Quando ha deciso come tirare il rigore nella finale dei Mondiali: “Ho pensato di stare calmo, di non tradirmi, di non avere fretta, di non voler calciare velocemente. Essendo convinto di continuare a calciare nello stesso modo in cui avevo calciato i precedenti, e così ho fatto”.

Intervista di Varsky a Messi – Quando decise come avrebbe calciato la finale dei Mondiali

La sua importanza con le statistiche: “Non faccio attenzione alle statistiche, né agli assist o ai gol, tanto meno al GPS (scusate i professori). Non mi è mai importato quanto correvo in una partita o quanto velocemente correvo o quanto guardavano. So che può essere importante e può aiutarli quotidianamente a causa del carico di allenamento, ma personalmente non ne sono mai stato un grande amico”.

Il significato della cura fisica: “Oggi do molta importanza al fisico. Nel 2014 ho sentito che dovevo fare un cambiamento, non mi sentivo bene e sentivo che avrei potuto ottenere molto di più dal mio fisico e Martín mi ha fatto incontrare il medico che frequentavo da un paio d’anni e ho imparato molto da lui. Poi ho aggiunto e cambiato cose, tornando a fare le cose che facevo prima. Molto dipende dalla fiducia della persona che ti guida e cerca di aiutarti. Sappi anche cosa è bene per te e cosa no. Ho cercato di crescere sotto quell’aspetto, nella prevenzione, nella cura, nei muscoli posteriori della coscia che ho avuto tanti infortuni. Fai lavoro di forza, non l’ho mai fatto molto, in palestra. Aggiungi tutto ciò che può aiutarti a continuare a esibirti. Mi alleno sempre al massimo. Oggi mi conosco fisicamente e so quando posso dare 100 in un allenamento, ma tante volte quando inizia un allenamento o un campionato voglio sempre vincere oppure mi dà fastidio non vincere”.

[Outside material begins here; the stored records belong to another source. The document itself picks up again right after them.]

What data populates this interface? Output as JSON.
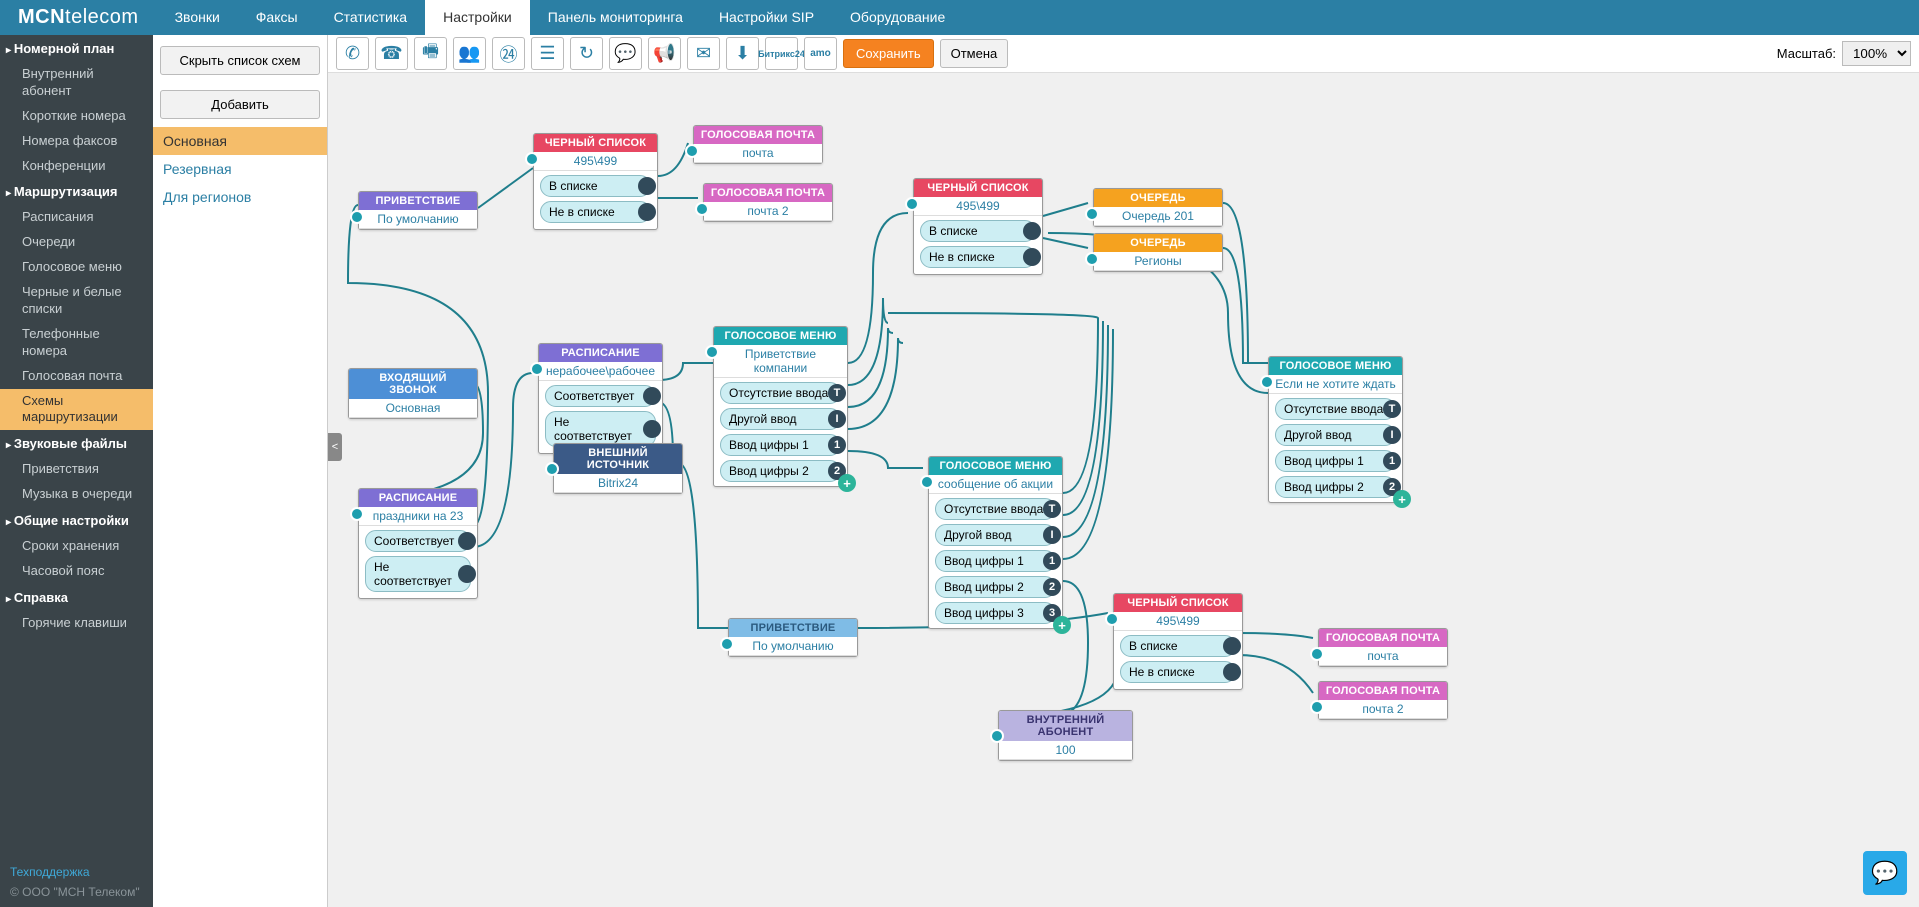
{
  "brand": {
    "main": "MCN",
    "thin": "telecom"
  },
  "topnav": [
    "Звонки",
    "Факсы",
    "Статистика",
    "Настройки",
    "Панель мониторинга",
    "Настройки SIP",
    "Оборудование"
  ],
  "topnav_active": 3,
  "sidebar": [
    {
      "title": "Номерной план",
      "items": [
        "Внутренний абонент",
        "Короткие номера",
        "Номера факсов",
        "Конференции"
      ]
    },
    {
      "title": "Маршрутизация",
      "items": [
        "Расписания",
        "Очереди",
        "Голосовое меню",
        "Черные и белые списки",
        "Телефонные номера",
        "Голосовая почта",
        "Схемы маршрутизации"
      ],
      "active": 6
    },
    {
      "title": "Звуковые файлы",
      "items": [
        "Приветствия",
        "Музыка в очереди"
      ]
    },
    {
      "title": "Общие настройки",
      "items": [
        "Сроки хранения",
        "Часовой пояс"
      ]
    },
    {
      "title": "Справка",
      "items": [
        "Горячие клавиши"
      ]
    }
  ],
  "sidebar_footer": {
    "support": "Техподдержка",
    "copy": "© ООО \"МСН Телеком\""
  },
  "scheme_panel": {
    "hide_btn": "Скрыть список схем",
    "add_btn": "Добавить",
    "items": [
      "Основная",
      "Резервная",
      "Для регионов"
    ],
    "active": 0
  },
  "toolbar": {
    "save": "Сохранить",
    "cancel": "Отмена",
    "zoom_label": "Масштаб:",
    "zoom_value": "100%",
    "collapse": "<"
  },
  "nodes": {
    "greet1": {
      "title": "ПРИВЕТСТВИЕ",
      "sub": "По умолчанию"
    },
    "black1": {
      "title": "ЧЕРНЫЙ СПИСОК",
      "sub": "495\\499",
      "o1": "В списке",
      "o2": "Не в списке"
    },
    "vm1": {
      "title": "ГОЛОСОВАЯ ПОЧТА",
      "sub": "почта"
    },
    "vm2": {
      "title": "ГОЛОСОВАЯ ПОЧТА",
      "sub": "почта 2"
    },
    "black2": {
      "title": "ЧЕРНЫЙ СПИСОК",
      "sub": "495\\499",
      "o1": "В списке",
      "o2": "Не в списке"
    },
    "queue1": {
      "title": "ОЧЕРЕДЬ",
      "sub": "Очередь 201"
    },
    "queue2": {
      "title": "ОЧЕРЕДЬ",
      "sub": "Регионы"
    },
    "incoming": {
      "title": "ВХОДЯЩИЙ ЗВОНОК",
      "sub": "Основная"
    },
    "sched1": {
      "title": "РАСПИСАНИЕ",
      "sub": "нерабочее\\рабочее",
      "o1": "Соответствует",
      "o2": "Не соответствует"
    },
    "ivr1": {
      "title": "ГОЛОСОВОЕ МЕНЮ",
      "sub": "Приветствие компании",
      "o1": "Отсутствие ввода",
      "b1": "T",
      "o2": "Другой ввод",
      "b2": "I",
      "o3": "Ввод цифры 1",
      "b3": "1",
      "o4": "Ввод цифры 2",
      "b4": "2"
    },
    "ext": {
      "title": "ВНЕШНИЙ ИСТОЧНИК",
      "sub": "Bitrix24"
    },
    "sched2": {
      "title": "РАСПИСАНИЕ",
      "sub": "праздники на 23",
      "o1": "Соответствует",
      "o2": "Не соответствует"
    },
    "ivr2": {
      "title": "ГОЛОСОВОЕ МЕНЮ",
      "sub": "сообщение об акции",
      "o1": "Отсутствие ввода",
      "b1": "T",
      "o2": "Другой ввод",
      "b2": "I",
      "o3": "Ввод цифры 1",
      "b3": "1",
      "o4": "Ввод цифры 2",
      "b4": "2",
      "o5": "Ввод цифры 3",
      "b5": "3"
    },
    "ivr3": {
      "title": "ГОЛОСОВОЕ МЕНЮ",
      "sub": "Если не хотите ждать",
      "o1": "Отсутствие ввода",
      "b1": "T",
      "o2": "Другой ввод",
      "b2": "I",
      "o3": "Ввод цифры 1",
      "b3": "1",
      "o4": "Ввод цифры 2",
      "b4": "2"
    },
    "greet2": {
      "title": "ПРИВЕТСТВИЕ",
      "sub": "По умолчанию"
    },
    "black3": {
      "title": "ЧЕРНЫЙ СПИСОК",
      "sub": "495\\499",
      "o1": "В списке",
      "o2": "Не в списке"
    },
    "vm3": {
      "title": "ГОЛОСОВАЯ ПОЧТА",
      "sub": "почта"
    },
    "vm4": {
      "title": "ГОЛОСОВАЯ ПОЧТА",
      "sub": "почта 2"
    },
    "abon": {
      "title": "ВНУТРЕННИЙ АБОНЕНТ",
      "sub": "100"
    }
  }
}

La sua resistenza ai calci: “Giocavo sempre con ragazzi più grandi, mi prendevano sempre a calci per la rabbia, per la febbre o perché cercavano di togliermi la palla e arrivavano in ritardo. Ho sempre cercato di continuare, di giocare e di avere la palla. Mi piace avere la palla tra i piedi, generare, far succedere le cose quando ce l’ho e più il gioco è fluido e meno si ferma aiuta anche il mio gioco”.

Il valore del gruppo Selezione: “Quando ci sono gruppi forti e bravi non c’è problema a insultare un compagno, basta che sia per il bene della squadra e del gruppo, penso che possa succedere. Abbiamo l’opportunità di essere in un gruppo molto bello e molto unito che va molto d’accordo e può succedere, ma non succede nulla”

Quando ha riconosciuto di essere un buon giocatore: “Quando ho cominciato a suonare non ne ero cosciente. Ho amato il calcio come molti, fin da quando ero molto giovane. Al di là delle mie responsabilità. Ho sempre cercato di divertirmi. Ancora di più adesso. Dopo aver raggiunto tutti gli obiettivi, oggi dopo aver raggiunto tutto, mi sto divertendo come quel ragazzo. So che c’è sempre meno da fare e gli anni che mi restano sono sempre meno.”

Il suo rapporto con Guardiola: “Ero un mezzo rinnegato, con la faccia lunga, volevo andare a giocare alle Olimpiadi. È una persona molto intelligente, realizza tutto. Sono molto trasparente e mi ha conosciuto rapidamente. Per questo mi ha preso subito, ma più o meno è successo e mi ha detto ‘vai a vincere i Giochi, divertiti e torna’.

Il modo di essere di Pep: “Ero in tutto. Le cure, il riposo, il cibo, ma non erano nemmeno così rigidi. Andava oltre e ci mostrava cosa era meglio. Ma poi dipendeva da ciascuno. Se iniziamo a mangiare tutti insieme al club. Là hai già mangiato diversamente. Ma ehi, quando sei giovane, non te ne rendi conto. Oggi cambio. Il giocatore inizia a prendersi cura di sé quando è più giovane”.